SocialGesture: Delving into Multi-person Gesture Understanding
This addresses the problem of understanding social context in gestures for researchers in computer vision and human-computer interaction, though it is incremental as it focuses on dataset creation.
The authors tackled the lack of multi-person gesture datasets by introducing SocialGesture, a large-scale dataset for multi-person gesture analysis, and found that current gesture recognition models have limitations, as highlighted through a novel VQA task.
Previous research in human gesture recognition has largely overlooked multi-person interactions, which are crucial for understanding the social context of naturally occurring gestures.

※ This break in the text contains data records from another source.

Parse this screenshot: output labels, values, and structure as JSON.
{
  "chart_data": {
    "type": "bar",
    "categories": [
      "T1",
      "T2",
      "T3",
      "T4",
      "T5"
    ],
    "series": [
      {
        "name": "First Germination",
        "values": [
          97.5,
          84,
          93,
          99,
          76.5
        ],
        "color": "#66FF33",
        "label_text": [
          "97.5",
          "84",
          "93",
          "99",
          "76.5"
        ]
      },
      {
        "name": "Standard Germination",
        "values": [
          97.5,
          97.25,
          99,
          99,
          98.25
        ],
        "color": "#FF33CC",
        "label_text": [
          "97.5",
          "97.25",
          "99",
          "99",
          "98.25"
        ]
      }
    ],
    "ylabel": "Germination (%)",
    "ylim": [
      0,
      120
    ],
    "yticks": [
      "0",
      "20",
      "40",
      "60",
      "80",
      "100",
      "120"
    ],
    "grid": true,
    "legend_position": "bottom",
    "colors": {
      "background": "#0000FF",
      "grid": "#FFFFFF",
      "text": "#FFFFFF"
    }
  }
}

This limitation in existing datasets presents a significant challenge in aligning human gestures with other modalities like language and speech. To address this issue, we introduce SocialGesture, the first large-scale dataset specifically designed for multi-person gesture analysis. SocialGesture features a diverse range of natural scenarios and supports multiple gesture analysis tasks, including video-based recognition and temporal localization, providing a valuable resource for advancing the study of gesture during complex social interactions. Furthermore, we propose a novel visual question answering (VQA) task to benchmark vision language models'(VLMs) performance on social gesture understanding. Our findings highlight several limitations of current gesture recognition models, offering insights into future directions for improvement in this field. SocialGesture is available at huggingface.co/datasets/IrohXu/SocialGesture.